When the Allen brothers established the Houston
Town Company in 1836, they paid a lot of attention to the promotion and sale
of town lots, but they thought little of services for the new residents, such
as a municipal water supply. As a result, the residents of Houston were on
their own to find drinking water and water for use in their homes.
For the first fifty years, residents of Houston relied on cisterns to capture
and store rain water for personal use. Bayou water and some shallow wells
were used to supplement the supplies of water when necessary. Although some
cisterns were above ground structures, many homes and businesses had subterranian
cisterns. Excavations at the Horace Taylor home site in Sesqiucentennial Park
uncovered a 16 foot deep, bottle-shaped brick cistern that was a water supply
for his large farmstead. Recent excavations in the Frost Town area have unearthed
smaller, but more common, residential cisterns.
Even when the City Waterworks opened in 1879, the city water system pumped
water directly from Buffalo Bayou, and bayou water was as unappetizing then
as it is now. In 1887, two artesian wells were drilled and brought on line
to supply the public water system. The discovery that Houston was built over
a vast reservoir of ground water permitted the city to grow apace for another
half century or so until the Lake Houston and Lake Livingston surface water

systems were constructed.
Today, evidence of the reservoir of fresh water in the ground beneath the
City can be seen along Buffalo Bayou, if you know where to look.

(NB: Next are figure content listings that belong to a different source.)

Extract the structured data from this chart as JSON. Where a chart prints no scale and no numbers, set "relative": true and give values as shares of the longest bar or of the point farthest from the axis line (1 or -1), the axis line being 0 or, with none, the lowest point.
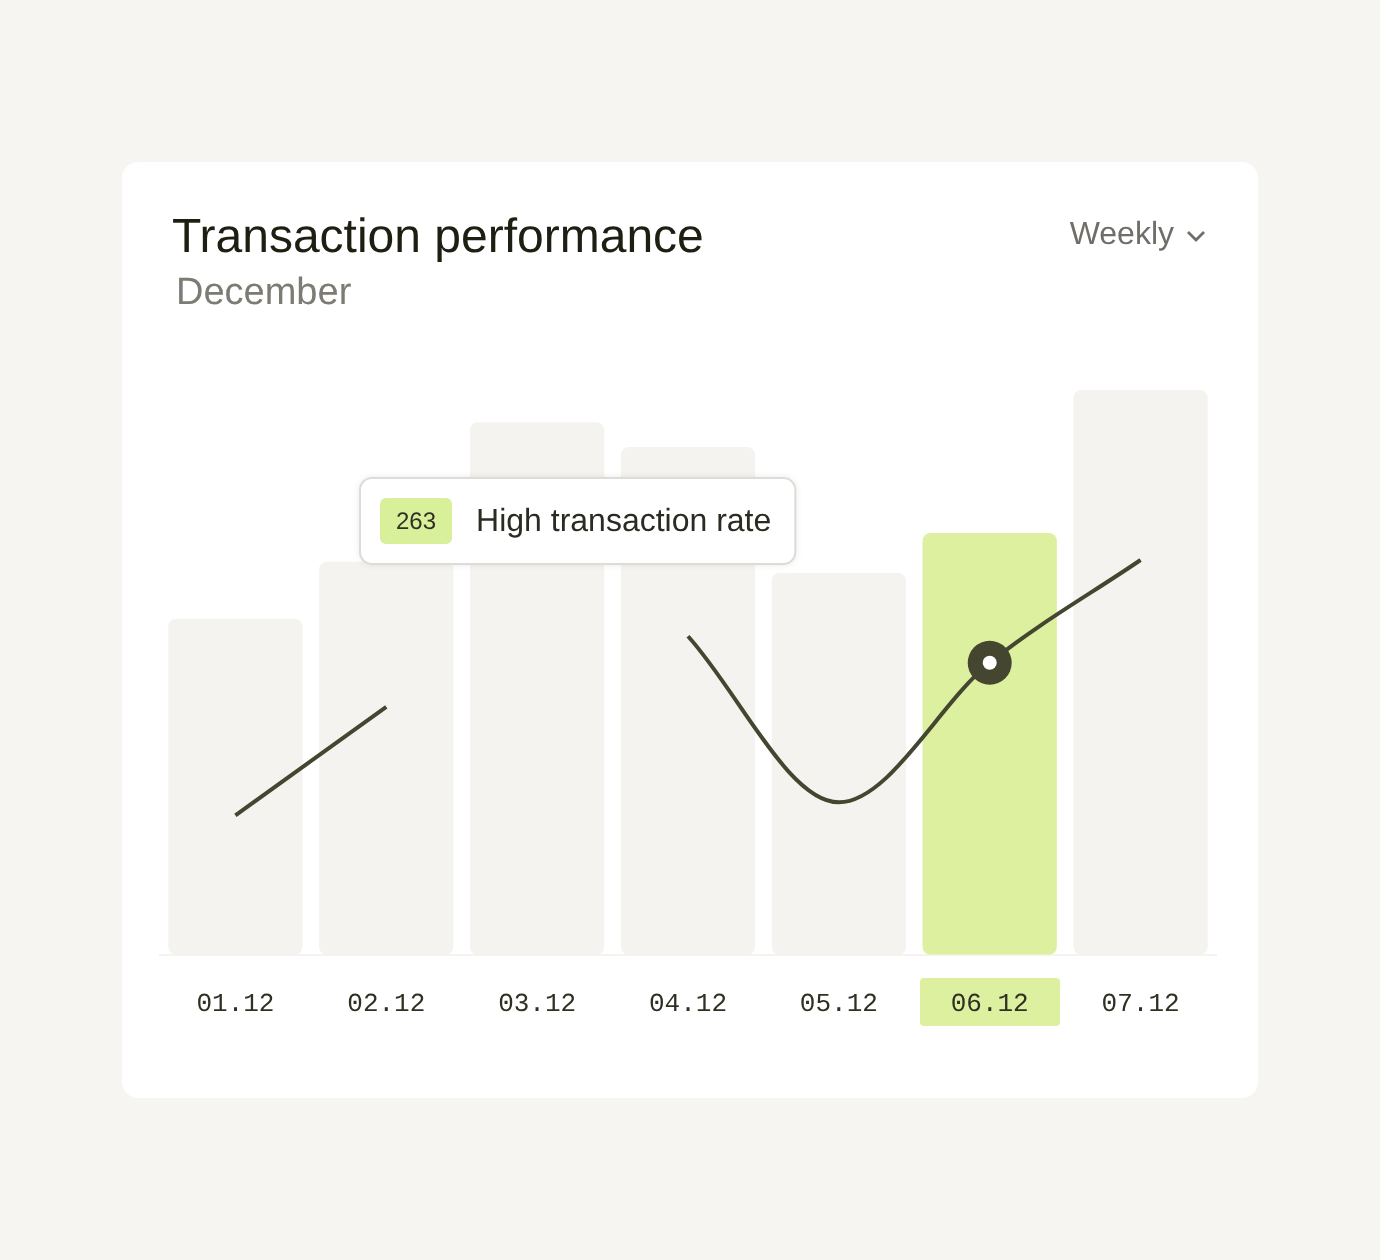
{
  "chart_data": {
    "type": "bar",
    "title": "Transaction performance",
    "subtitle": "December",
    "relative": true,
    "categories": [
      "01.12",
      "02.12",
      "03.12",
      "04.12",
      "05.12",
      "06.12",
      "07.12"
    ],
    "series": [
      {
        "colors": [
          "#f4f3ef",
          "#f4f3ef",
          "#f4f3ef",
          "#f4f3ef",
          "#f4f3ef",
          "#dcf0a0",
          "#f4f3ef"
        ],
        "values": [
          0.595,
          0.696,
          0.943,
          0.899,
          0.676,
          0.747,
          1
        ]
      },
      {
        "type": "line",
        "color": "#45462f",
        "values": [
          0.247,
          0.439,
          null,
          0.564,
          0.27,
          0.517,
          0.699
        ]
      }
    ],
    "annotations": [
      "Weekly",
      "263",
      "High transaction rate"
    ],
    "grid": false,
    "legend": false,
    "marker": "none",
    "line_style": "solid"
  }
}
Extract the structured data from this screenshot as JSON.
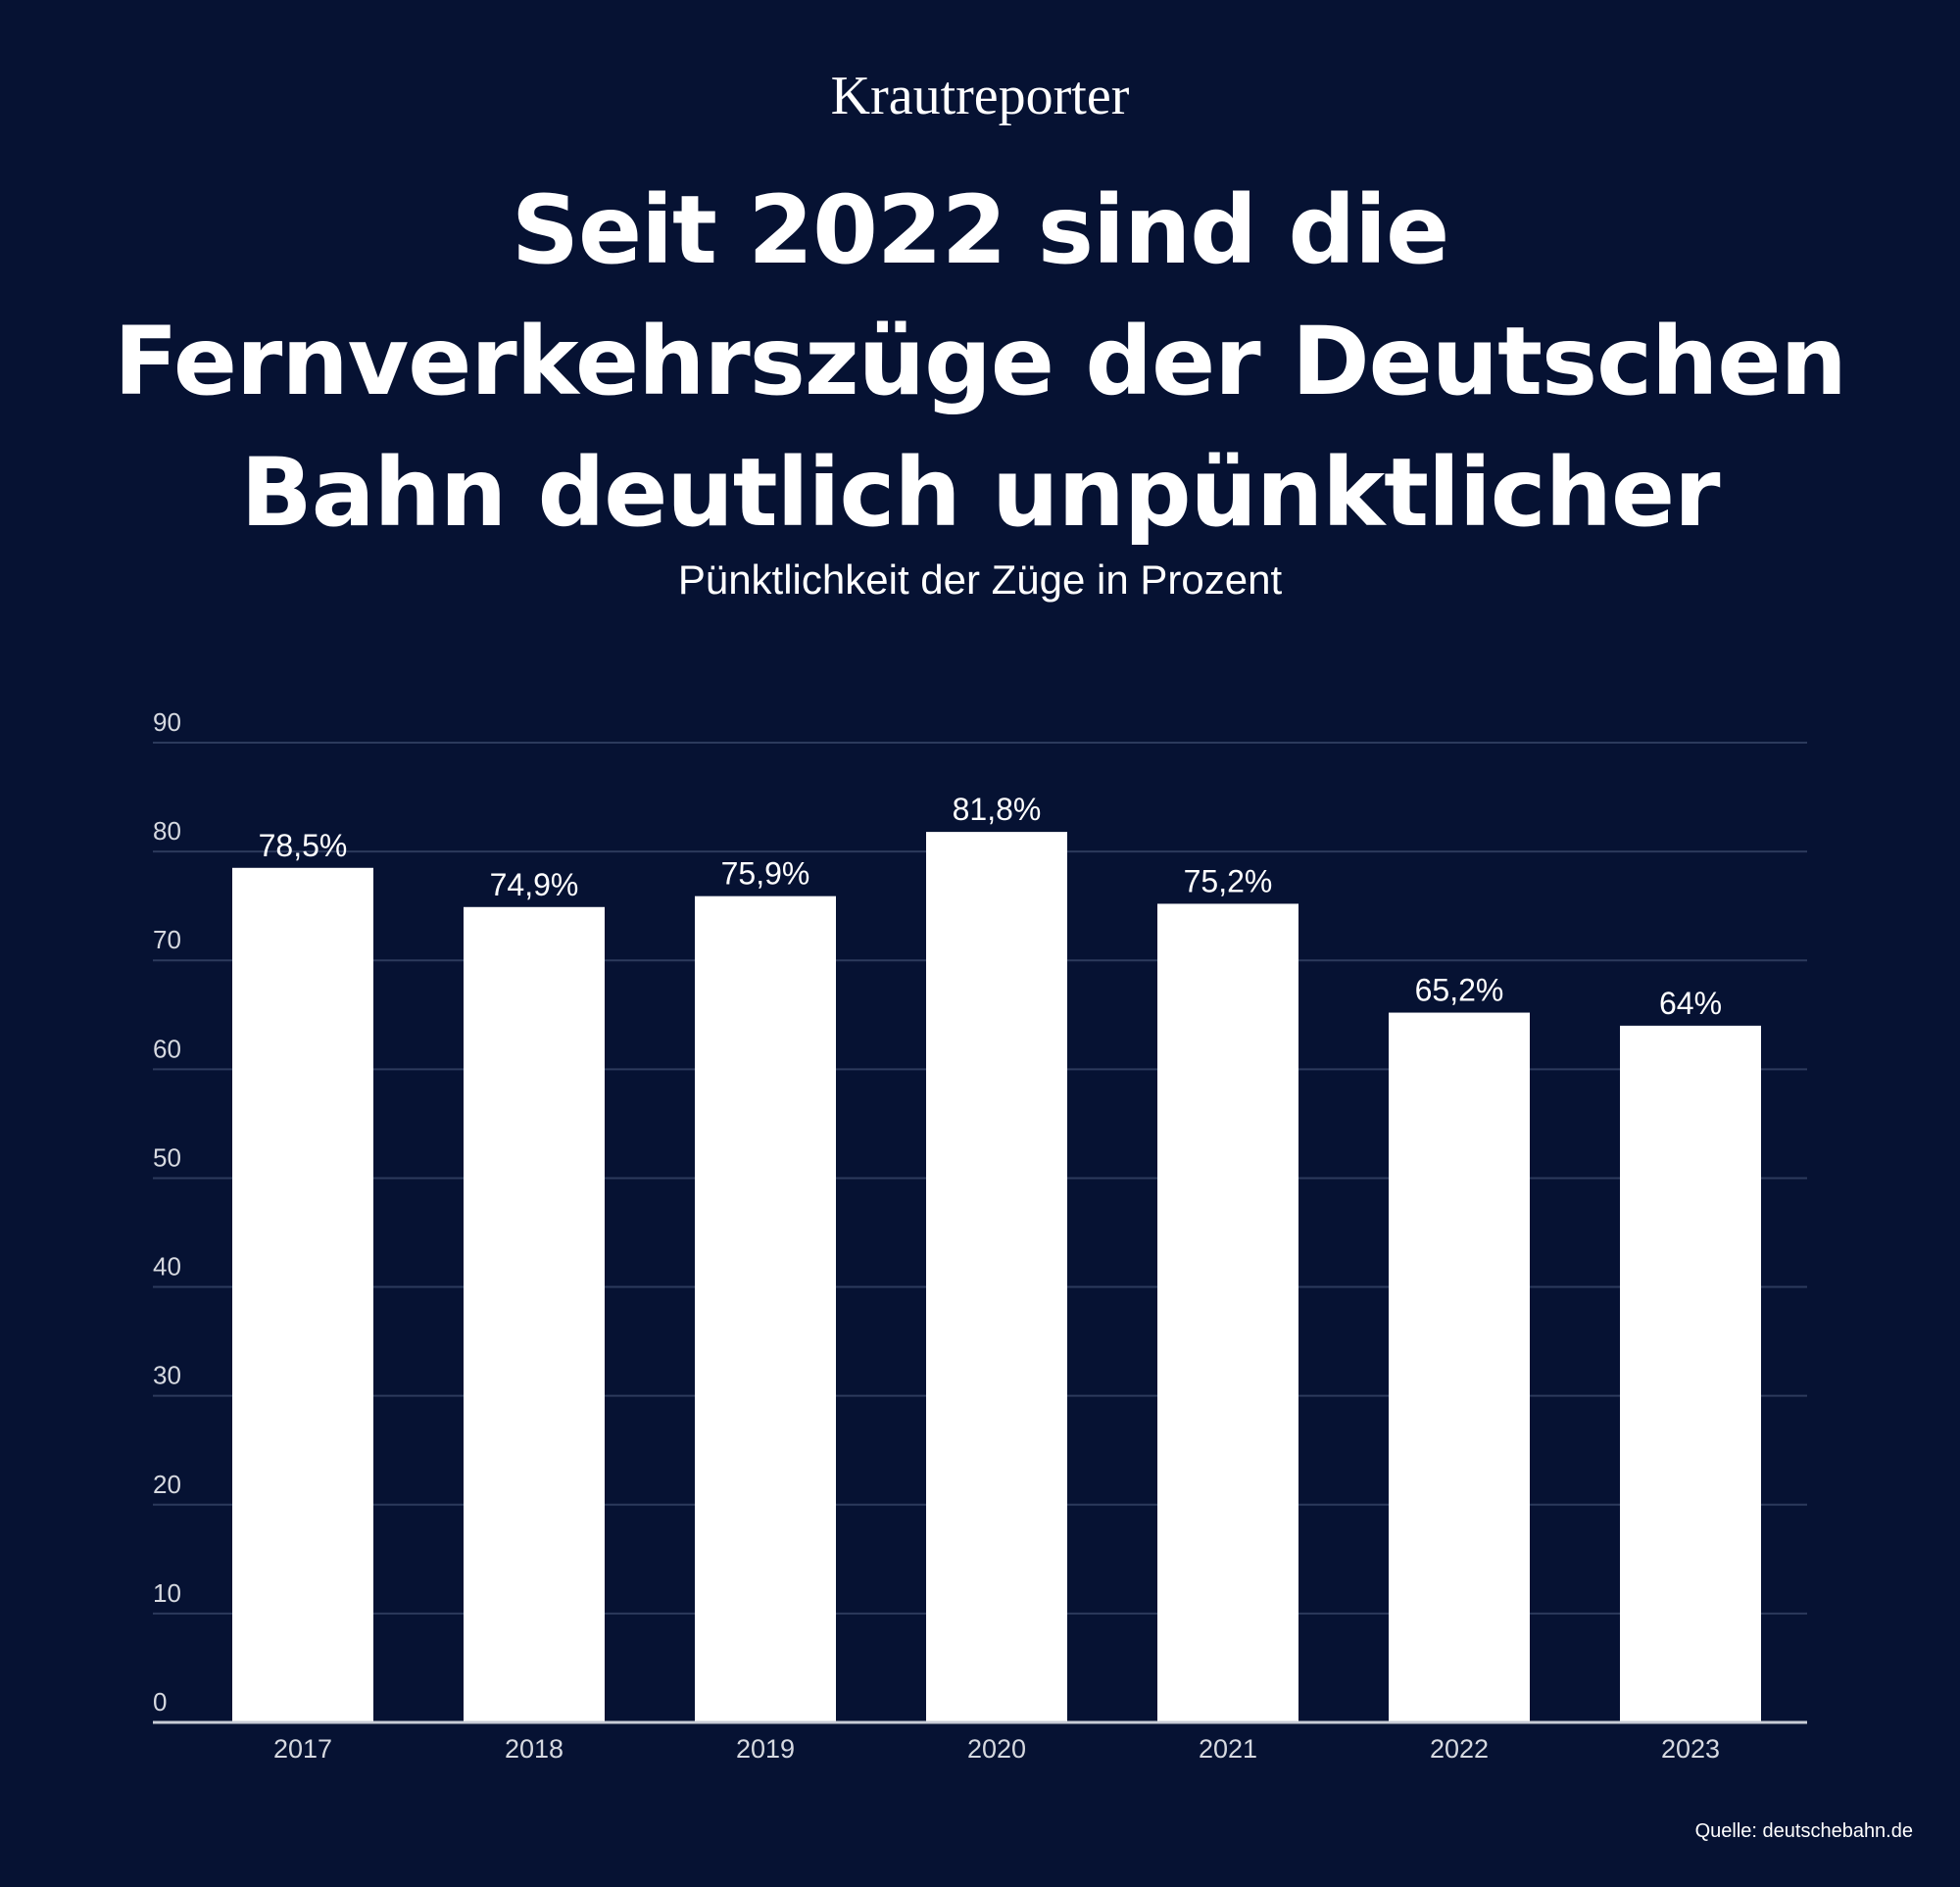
{
  "brand": "Krautreporter",
  "title_lines": [
    "Seit 2022 sind die",
    "Fernverkehrszüge der Deutschen",
    "Bahn deutlich unpünktlicher"
  ],
  "subtitle": "Pünktlichkeit der Züge in Prozent",
  "source": "Quelle: deutschebahn.de",
  "colors": {
    "background": "#061233",
    "bar": "#ffffff",
    "gridline": "#2c3a5c",
    "axis": "#c8ccd6",
    "tick_text": "#d6d9e0"
  },
  "chart_data": {
    "type": "bar",
    "title": "Seit 2022 sind die Fernverkehrszüge der Deutschen Bahn deutlich unpünktlicher",
    "subtitle": "Pünktlichkeit der Züge in Prozent",
    "xlabel": "",
    "ylabel": "",
    "categories": [
      "2017",
      "2018",
      "2019",
      "2020",
      "2021",
      "2022",
      "2023"
    ],
    "values": [
      78.5,
      74.9,
      75.9,
      81.8,
      75.2,
      65.2,
      64
    ],
    "data_labels": [
      "78,5%",
      "74,9%",
      "75,9%",
      "81,8%",
      "75,2%",
      "65,2%",
      "64%"
    ],
    "ylim": [
      0,
      90
    ],
    "yticks": [
      0,
      10,
      20,
      30,
      40,
      50,
      60,
      70,
      80,
      90
    ],
    "grid": true,
    "legend": "none"
  }
}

An early Houston writer had remarked that there was a spring at the head of
a gully that began near the southeast corner of Preston Avenue and Louisiana
Street. A large puddle usually collected on Louisiana Street. While the street
is now paved and the spring is buried, you can still see the free flow of
spring water pouring forth from a large drain under the Louisiana Street bridge.

Farther downstream, the water-bearing sand layer is exposed by the bayou.
At a point immediately below the US 59 bridge, the banks of the bayou, which
are generally thick with clay, give way to sand. A small sandbar, about 30
yards in length, lies along the south bank of the bayou. At the foot of this
sandbar, with a nice view of the former International and Great Northern Railroad
bridge and the former Myers-Spalti Manufacturing Company in the distance,
artesian water bubbles up and flows into the bayou. It almost looks pure
enough to dip one's cup into the bubbles for a drink!
But, use caution. I did say "almost."